Back in the 1950s, Wilfred Pickles fronted a radio gameshow of which the catchphrase to his sidekick was: ‘Give ’em the money, Mabel,’ Labour’s economic policy amounts to a reckless intention to invite Mabel to hand over tens of billions the country cannot afford to its payroll vote and increase taxation.

By contrast, George Osborne may have made mistakes and got his forecasts embarrassingly wrong, but he remains courageously committed to the towering objective of reducing our dreadful national deficit.

The fact that his Budget is most unlikely to produce a dramatic surge in growth reflects chiefly the legacy he inherited, and the huge forces buffeting Western economies, more than his own failures.

KBO (‘Keep Buggering On’) was Churchill’s slogan. Osborne is faced with running his Chancellorship on the same principle.

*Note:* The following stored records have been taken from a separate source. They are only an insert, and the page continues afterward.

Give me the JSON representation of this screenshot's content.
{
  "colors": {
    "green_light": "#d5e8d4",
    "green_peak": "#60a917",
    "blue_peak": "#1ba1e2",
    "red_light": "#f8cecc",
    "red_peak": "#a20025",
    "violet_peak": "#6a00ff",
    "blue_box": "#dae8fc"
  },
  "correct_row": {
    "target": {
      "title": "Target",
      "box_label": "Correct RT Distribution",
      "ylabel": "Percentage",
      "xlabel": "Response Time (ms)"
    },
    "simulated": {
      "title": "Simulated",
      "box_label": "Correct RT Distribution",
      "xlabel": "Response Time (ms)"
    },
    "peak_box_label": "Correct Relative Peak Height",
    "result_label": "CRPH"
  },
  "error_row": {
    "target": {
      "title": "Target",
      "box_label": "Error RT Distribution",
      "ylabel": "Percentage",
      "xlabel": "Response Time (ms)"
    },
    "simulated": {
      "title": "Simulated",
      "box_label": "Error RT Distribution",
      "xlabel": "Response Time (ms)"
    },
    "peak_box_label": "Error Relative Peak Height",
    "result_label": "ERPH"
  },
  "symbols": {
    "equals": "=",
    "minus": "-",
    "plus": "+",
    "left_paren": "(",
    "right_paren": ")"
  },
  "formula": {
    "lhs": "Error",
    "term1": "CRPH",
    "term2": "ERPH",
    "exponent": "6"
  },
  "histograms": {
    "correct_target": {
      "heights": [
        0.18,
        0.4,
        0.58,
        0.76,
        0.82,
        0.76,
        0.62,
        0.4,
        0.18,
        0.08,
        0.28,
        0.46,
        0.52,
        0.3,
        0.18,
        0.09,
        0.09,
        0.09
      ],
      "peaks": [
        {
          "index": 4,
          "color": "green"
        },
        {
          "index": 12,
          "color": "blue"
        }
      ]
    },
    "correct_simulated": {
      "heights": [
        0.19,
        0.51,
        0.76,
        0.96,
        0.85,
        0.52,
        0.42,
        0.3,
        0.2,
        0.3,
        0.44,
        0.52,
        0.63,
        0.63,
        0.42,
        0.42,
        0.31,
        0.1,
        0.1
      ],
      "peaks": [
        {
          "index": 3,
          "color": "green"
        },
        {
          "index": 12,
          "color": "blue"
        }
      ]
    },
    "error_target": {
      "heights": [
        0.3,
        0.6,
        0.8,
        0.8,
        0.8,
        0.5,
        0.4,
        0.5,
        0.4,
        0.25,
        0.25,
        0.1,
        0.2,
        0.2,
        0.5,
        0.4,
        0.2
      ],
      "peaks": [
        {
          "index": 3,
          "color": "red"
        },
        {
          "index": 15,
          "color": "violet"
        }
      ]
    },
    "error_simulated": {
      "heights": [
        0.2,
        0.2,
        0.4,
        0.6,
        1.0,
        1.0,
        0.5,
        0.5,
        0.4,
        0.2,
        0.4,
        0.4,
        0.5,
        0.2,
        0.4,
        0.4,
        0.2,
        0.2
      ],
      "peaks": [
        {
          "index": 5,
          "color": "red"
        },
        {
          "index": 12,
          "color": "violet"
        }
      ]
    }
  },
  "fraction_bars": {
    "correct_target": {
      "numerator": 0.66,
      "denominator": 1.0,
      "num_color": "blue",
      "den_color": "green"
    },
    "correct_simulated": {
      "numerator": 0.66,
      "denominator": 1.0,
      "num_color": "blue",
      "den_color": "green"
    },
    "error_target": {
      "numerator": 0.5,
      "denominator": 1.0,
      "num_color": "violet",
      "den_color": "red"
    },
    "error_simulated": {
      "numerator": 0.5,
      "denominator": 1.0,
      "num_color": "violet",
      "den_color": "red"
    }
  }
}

Back in 2010, before he took office, he often said wryly that the shocking mess he was to inherit at the Exchequer would probably destroy his political career. This could well prove the case.

If he and David Cameron were not so close, a change of Chancellor would soon seem politically essential.

As it is, however, they sink or swim together.

This week’s Budget is unlikely to win many votes, but it reflects Mr Osborne’s dogged and honourable commitment to restoring Britain to solvency.

Voters will see many temptations to reject the Tories and, indeed, their Chancellor, in 2015. But we must never forget that the only alternative government on offer will be led by Miliband and Balls.

And their best offer to the British people is a ticket to economic perdition.